A digression: Many view an inverted yield curve as an almost infallible predictor of recessions. Sure enough, the yield curve inverted in 2019 and it now seems we may get a recession. But this time around, I think we’ll need an asterisk in the record books. An inverted yield curve may predict a recession, but can it really predict a pandemic?
4. Hide that wallet. The surest way to make your portfolio grow—or slow its shrinking—is to save more if you’re still in the workforce and spend less if you’re retired. Indeed, for retirees, varying your spending is one of the most powerful levers at your disposal: You can’t stop the financial markets from falling, but you can limit the other big subtraction, which is the amount you pull from savings each year.

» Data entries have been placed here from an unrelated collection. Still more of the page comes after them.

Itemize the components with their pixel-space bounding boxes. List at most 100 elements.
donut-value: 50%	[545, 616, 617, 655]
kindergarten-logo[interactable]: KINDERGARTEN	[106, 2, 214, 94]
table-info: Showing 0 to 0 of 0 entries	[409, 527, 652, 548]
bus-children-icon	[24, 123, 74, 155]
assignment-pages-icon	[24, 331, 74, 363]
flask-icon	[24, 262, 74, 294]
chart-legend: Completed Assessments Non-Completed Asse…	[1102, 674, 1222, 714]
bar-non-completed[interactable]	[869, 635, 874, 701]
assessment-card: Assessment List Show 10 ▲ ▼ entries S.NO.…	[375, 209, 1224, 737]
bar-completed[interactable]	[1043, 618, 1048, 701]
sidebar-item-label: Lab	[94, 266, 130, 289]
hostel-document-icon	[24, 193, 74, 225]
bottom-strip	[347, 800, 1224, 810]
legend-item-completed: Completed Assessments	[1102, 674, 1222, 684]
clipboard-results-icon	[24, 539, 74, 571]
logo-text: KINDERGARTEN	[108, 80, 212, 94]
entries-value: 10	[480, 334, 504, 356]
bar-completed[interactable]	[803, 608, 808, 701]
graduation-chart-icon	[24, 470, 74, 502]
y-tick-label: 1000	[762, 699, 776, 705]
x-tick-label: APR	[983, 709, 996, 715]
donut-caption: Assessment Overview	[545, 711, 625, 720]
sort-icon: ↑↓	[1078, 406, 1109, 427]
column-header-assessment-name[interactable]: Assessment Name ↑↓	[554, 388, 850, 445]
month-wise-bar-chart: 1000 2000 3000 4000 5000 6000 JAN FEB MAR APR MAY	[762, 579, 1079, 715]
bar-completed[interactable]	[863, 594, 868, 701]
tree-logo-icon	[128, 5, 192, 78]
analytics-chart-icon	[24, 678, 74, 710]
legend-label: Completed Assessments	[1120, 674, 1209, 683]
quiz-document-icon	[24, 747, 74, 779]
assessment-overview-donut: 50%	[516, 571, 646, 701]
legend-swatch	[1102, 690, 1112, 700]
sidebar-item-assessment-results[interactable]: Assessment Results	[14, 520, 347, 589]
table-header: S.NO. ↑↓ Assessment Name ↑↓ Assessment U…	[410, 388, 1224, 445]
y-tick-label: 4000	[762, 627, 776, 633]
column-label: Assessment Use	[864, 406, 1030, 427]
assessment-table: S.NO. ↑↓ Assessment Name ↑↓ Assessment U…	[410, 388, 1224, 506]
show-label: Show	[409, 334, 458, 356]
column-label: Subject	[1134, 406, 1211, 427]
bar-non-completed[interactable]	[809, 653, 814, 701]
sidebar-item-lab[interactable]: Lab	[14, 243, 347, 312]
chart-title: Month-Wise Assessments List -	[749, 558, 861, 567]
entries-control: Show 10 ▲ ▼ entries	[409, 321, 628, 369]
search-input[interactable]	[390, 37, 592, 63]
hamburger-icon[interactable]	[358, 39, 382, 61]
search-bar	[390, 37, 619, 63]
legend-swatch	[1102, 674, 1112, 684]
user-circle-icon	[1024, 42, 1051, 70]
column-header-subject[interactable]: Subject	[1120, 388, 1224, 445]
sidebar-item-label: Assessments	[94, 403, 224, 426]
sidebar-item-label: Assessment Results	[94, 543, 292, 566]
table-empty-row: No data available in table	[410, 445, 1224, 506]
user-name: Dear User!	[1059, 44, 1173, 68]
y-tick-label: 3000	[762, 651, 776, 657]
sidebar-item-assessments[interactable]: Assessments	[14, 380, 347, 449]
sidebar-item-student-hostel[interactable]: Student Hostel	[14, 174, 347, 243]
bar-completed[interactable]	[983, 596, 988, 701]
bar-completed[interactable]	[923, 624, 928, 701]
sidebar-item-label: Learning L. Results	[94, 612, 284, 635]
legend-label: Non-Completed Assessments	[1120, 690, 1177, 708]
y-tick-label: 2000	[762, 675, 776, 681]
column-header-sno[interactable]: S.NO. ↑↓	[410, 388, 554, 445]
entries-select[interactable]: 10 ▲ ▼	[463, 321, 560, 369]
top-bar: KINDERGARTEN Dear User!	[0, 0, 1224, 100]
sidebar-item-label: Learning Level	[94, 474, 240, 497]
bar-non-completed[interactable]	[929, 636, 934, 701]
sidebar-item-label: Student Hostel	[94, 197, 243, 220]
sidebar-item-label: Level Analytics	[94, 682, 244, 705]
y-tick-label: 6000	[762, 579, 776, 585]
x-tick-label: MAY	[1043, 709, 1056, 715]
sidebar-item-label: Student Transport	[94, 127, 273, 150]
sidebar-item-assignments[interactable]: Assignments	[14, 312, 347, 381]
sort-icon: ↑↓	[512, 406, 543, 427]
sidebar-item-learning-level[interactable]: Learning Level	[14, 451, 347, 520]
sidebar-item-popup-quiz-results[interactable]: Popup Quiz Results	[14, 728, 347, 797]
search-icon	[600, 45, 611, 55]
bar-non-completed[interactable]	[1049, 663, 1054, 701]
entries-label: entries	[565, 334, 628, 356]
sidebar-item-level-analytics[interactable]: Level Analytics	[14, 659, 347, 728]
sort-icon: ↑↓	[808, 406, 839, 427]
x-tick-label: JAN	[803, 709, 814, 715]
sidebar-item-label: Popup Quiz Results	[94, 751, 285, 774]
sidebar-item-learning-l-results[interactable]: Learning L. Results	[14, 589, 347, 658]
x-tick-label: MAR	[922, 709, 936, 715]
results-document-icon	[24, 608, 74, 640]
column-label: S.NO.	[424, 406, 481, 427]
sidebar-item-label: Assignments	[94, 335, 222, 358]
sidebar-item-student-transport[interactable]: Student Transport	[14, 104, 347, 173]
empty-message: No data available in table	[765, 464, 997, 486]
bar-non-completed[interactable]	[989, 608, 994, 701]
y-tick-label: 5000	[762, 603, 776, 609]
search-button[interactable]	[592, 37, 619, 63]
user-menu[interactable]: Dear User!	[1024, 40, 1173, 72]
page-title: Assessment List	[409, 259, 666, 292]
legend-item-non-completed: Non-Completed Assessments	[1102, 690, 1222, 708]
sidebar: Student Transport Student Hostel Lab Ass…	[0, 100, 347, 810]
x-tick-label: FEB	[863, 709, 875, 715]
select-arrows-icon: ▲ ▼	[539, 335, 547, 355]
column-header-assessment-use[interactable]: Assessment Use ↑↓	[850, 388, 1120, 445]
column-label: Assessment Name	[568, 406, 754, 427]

Of course, if we all cut back our spending, it won’t be good for economic growth. But let the policymakers worry about that. You should focus on shoring up your own family’s finances. And, frankly, spending less may prove surprisingly easy in the months ahead. As the coronavirus dissuades all of us from going to restaurants, sporting events and concerts, and from booking trips on airplanes and cruise ships, it should be a breeze to rein in the family budget.
5. Don’t tax yourself. In the category of “things you can control,” don’t forget taxes. In recent weeks, there’s been much talk about harvesting tax losses. The idea is to sell underwater stock positions in your taxable account, so you realize the capital loss for tax purposes, and then immediately reinvest the money in other stock investments, so you maintain your market exposure while sidestepping the wash-sale rule.
But even as you look to save on taxes, also avoid compounding your market losses by realizing big capital gains. Let’s say you have a $100,000 stock fund position that you bought years ago for $40,000. If you sell, you’ll likely have to pay a 15% capital-gains rate on your $60,000 gain, handing you a $9,000 tax bill. Add that to your market losses and you’ll likely find you’re down far more than the broad market averages.